Regarding TRPM5 the story is quite different. TRPM5 is heat sensitive yet is also activated by receptors expressed in the sweet, bitter and umami (protein) taste buds. When tasting cold and hot chocolate, you will find the hot chocolate sweeter although the hot and cold chocolates are exactly the same. Since TRPM5 is heat sensitive and is activated by a sweetness receptor, hot chocolate will create a stronger taste signal originated by more open channels than cold chocolate.

TRP channels are also involved in pain sensation and inflammation, making them promising candidates for therapy; however one must bear in mind the effect of temperature sensitivity. For instance, a TRPV1 antagonist was tried during phase I clinical trials as a painkiller (TRPV1 is involved in pain sensation) and one of the side effects was an increase of 1.5oC in body temperature. Some TRPV channels (in altered forms) were found to be involved in several skeletal diseases. An interesting therapeutic approach for prostate cancer was based on pharmacological activation of TRPM8 and TRPV1 in attempt to flood the tumor cells with toxic levels of calcium.

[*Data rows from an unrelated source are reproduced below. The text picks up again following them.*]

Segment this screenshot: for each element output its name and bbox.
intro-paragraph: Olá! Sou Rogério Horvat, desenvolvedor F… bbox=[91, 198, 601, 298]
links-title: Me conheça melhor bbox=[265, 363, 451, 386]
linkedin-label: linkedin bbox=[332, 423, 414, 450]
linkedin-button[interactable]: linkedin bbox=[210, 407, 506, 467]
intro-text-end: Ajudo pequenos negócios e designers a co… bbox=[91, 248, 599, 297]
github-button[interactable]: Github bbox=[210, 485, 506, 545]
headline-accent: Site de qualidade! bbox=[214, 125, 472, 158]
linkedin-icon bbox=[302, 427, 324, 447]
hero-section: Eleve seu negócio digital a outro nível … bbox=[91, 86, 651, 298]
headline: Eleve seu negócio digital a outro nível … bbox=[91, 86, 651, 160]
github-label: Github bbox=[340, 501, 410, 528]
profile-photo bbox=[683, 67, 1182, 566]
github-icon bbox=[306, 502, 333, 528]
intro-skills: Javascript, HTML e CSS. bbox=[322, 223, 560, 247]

These ion channels are studied by a unique technique called patch clamp, in which a special sharp tiny glass electrode is attached to a cell expressing the ion channel of interest. No matter if it’s a cell line or a freshly extracted neuron, in both cases investigators are able to measure channel activity down to a single channel. They are also able to manipulate its properties by changing membrane potential, adding stimulants, blockers or other modulators.

To summarize, we started by explaining what ion channels are and what is their role in transmission of information to the brain. We learned about two groups of temperature sensitive ion channels, and the mechanism of how they work. We learned why hot chocolate is sweeter then cold chocolate, and we learned how ion channels are studied. I would like to finish off by saying that although too many scientists think ion channels are "these holes in the membrane", the truth is actually that "the membrane is that oily thing between the ion channels".